Saturday, February 12, 2011

Spiritual Hiccups - All Creatures Great and Small

There is a popular form of Christianity, one well known in the media, that has little use for the earth, its creatures, the environment, and so on.  This Christianity is so focused on the disposition of "souls" that it deems everything else superfluous.  Why care for the earth when it's just going to end some day soon?

This sort of arrogance deservedly gives the faith a bad name, and it clearly misses the wonder and awe the Bible has for Creation and its creatures.  In today's Psalm 104, God's glory is manifest in "your creatures... These all look to you to give them their food in due season."  Lions roar, asking God for food, and God tends to them.

Faith that presumes God is only concerned with me and those like me, strikes me as terribly arrogant, egocentric, and utilitarian.  It demands that God be focused on me, and that my needs are the business God should be concerned with.  Such faith cannot see far beyond itself.  It cannot deny itself as Jesus demands.  It cannot lose its life for the sake of the gospel.  Neither can it truly join with the psalmist in being awed by God's creation.  Creation matters only insomuch as it is of use to me.
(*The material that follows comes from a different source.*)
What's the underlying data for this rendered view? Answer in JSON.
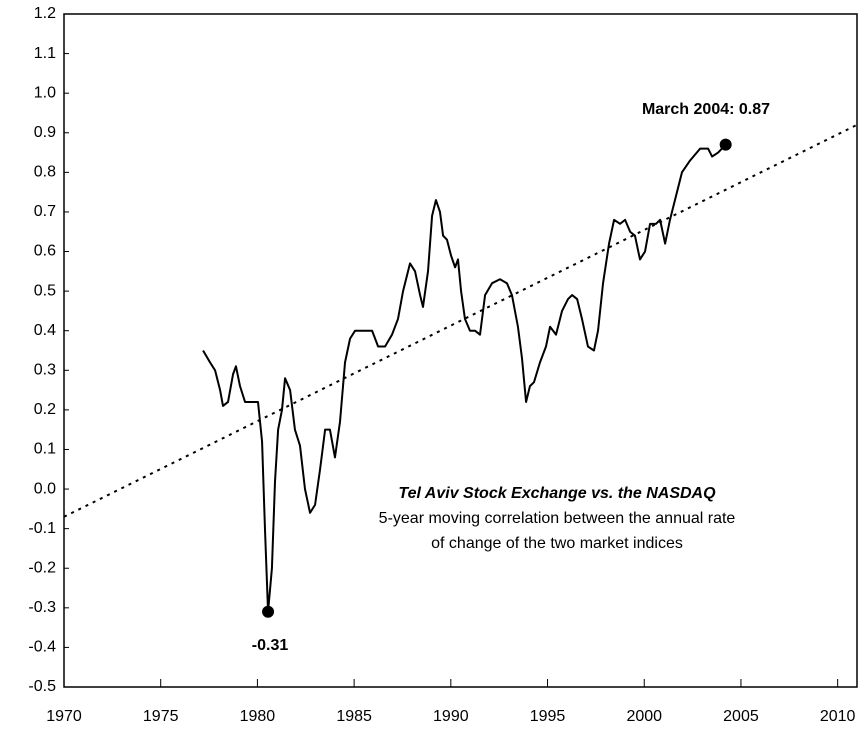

Albert Einstein once said, "The most beautiful thing we can experience is the mysterious. It is the source of all true art and science. He to whom this emotion is a stranger, who can no longer pause to wonder and stand rapt in awe, is as good as dead: his eyes are closed."  And I think that someone who has never looked at Creation and its creatures and found themselves feeling, "This is too wonderful; it must be preserved," knows the death of which Einstein speaks.
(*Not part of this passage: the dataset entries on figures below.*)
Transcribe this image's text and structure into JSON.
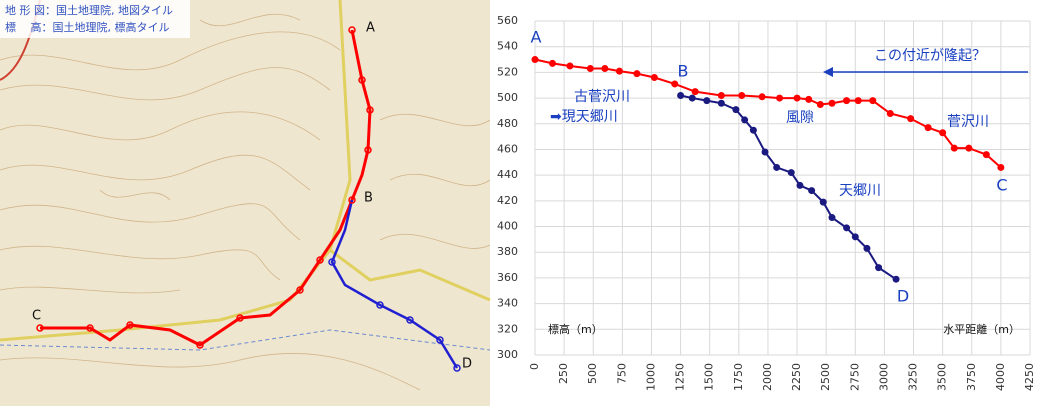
{
  "map": {
    "credits": [
      "地 形 図：国土地理院, 地図タイル",
      "標　 高：国土地理院, 標高タイル"
    ],
    "labels": [
      "A",
      "B",
      "C",
      "D"
    ]
  },
  "chart_data": {
    "type": "line",
    "xlim": [
      0,
      4250
    ],
    "xticks": [
      0,
      250,
      500,
      750,
      1000,
      1250,
      1500,
      1750,
      2000,
      2250,
      2500,
      2750,
      3000,
      3250,
      3500,
      3750,
      4000,
      4250
    ],
    "ylim": [
      300,
      560
    ],
    "yticks": [
      300,
      320,
      340,
      360,
      380,
      400,
      420,
      440,
      460,
      480,
      500,
      520,
      540,
      560
    ],
    "grid": true,
    "xlabel": "水平距離（m）",
    "ylabel": "標高（m）",
    "annotations": [
      "A",
      "B",
      "C",
      "D",
      "古菅沢川",
      "➡現天郷川",
      "風隙",
      "菅沢川",
      "天郷川",
      "この付近が隆起？"
    ],
    "series": [
      {
        "name": "菅沢川",
        "color": "#ff0000",
        "x": [
          0,
          150,
          300,
          475,
          600,
          725,
          875,
          1025,
          1200,
          1375,
          1600,
          1775,
          1950,
          2100,
          2250,
          2350,
          2450,
          2550,
          2675,
          2775,
          2900,
          3050,
          3225,
          3375,
          3500,
          3600,
          3725,
          3875,
          4000
        ],
        "values": [
          530,
          527,
          525,
          523,
          523,
          521,
          519,
          516,
          511,
          505,
          502,
          502,
          501,
          500,
          500,
          499,
          495,
          496,
          498,
          498,
          498,
          488,
          484,
          477,
          473,
          461,
          461,
          456,
          446
        ]
      },
      {
        "name": "天郷川",
        "color": "#1a1a80",
        "x": [
          1250,
          1350,
          1475,
          1600,
          1725,
          1800,
          1875,
          1975,
          2075,
          2200,
          2275,
          2375,
          2475,
          2550,
          2675,
          2750,
          2850,
          2950,
          3100
        ],
        "values": [
          502,
          500,
          498,
          496,
          491,
          483,
          475,
          458,
          446,
          442,
          432,
          428,
          419,
          407,
          399,
          392,
          383,
          368,
          359
        ]
      }
    ]
  }
}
But this loss of awe and mystery has ramifications far beyond issues such as the environment.  Egocentric faith easily views other people as having less worth than me.  During the recent protests in Egypt, which have brought hope of freedom and new life to people in that country, many self professed Christians in America have viewed these events solely with reference to how it impacts our security or the "war on terror."  The Egyptians themselves seem not to matter.  And indeed, American foreign policy, regardless of the party in charge, is usually pragmatic and utilitarian, reflecting the same sort of arrogant, egocentrism that too often perverts Christian faith.
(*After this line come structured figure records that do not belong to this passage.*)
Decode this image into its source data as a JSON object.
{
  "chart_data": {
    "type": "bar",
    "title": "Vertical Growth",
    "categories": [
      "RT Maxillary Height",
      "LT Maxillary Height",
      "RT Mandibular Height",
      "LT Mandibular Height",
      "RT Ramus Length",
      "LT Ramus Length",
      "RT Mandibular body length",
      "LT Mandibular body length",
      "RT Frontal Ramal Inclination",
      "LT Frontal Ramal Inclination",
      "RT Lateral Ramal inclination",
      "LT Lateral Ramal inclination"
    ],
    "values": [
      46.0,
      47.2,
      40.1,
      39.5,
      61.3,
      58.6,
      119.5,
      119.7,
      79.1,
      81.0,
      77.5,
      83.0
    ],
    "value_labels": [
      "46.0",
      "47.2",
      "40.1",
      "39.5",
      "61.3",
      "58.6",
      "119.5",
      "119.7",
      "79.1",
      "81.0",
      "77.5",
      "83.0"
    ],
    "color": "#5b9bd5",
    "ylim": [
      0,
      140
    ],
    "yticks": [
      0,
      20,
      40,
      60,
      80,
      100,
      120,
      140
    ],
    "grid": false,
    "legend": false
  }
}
I could easily work myself into deep pessimism about the state of things, except that God is at work, reaching out in love despite our failing to see very far beyond our own interests.  Jesus continues to call people to follow him, to find their lives transformed and reshaped by the example of his life.  And even now, I see American Christianity being renewed and reborn into something a little less utilitarian, a little less arrogant and egocentric, as here and there, signs of God's coming reign continue to show forth.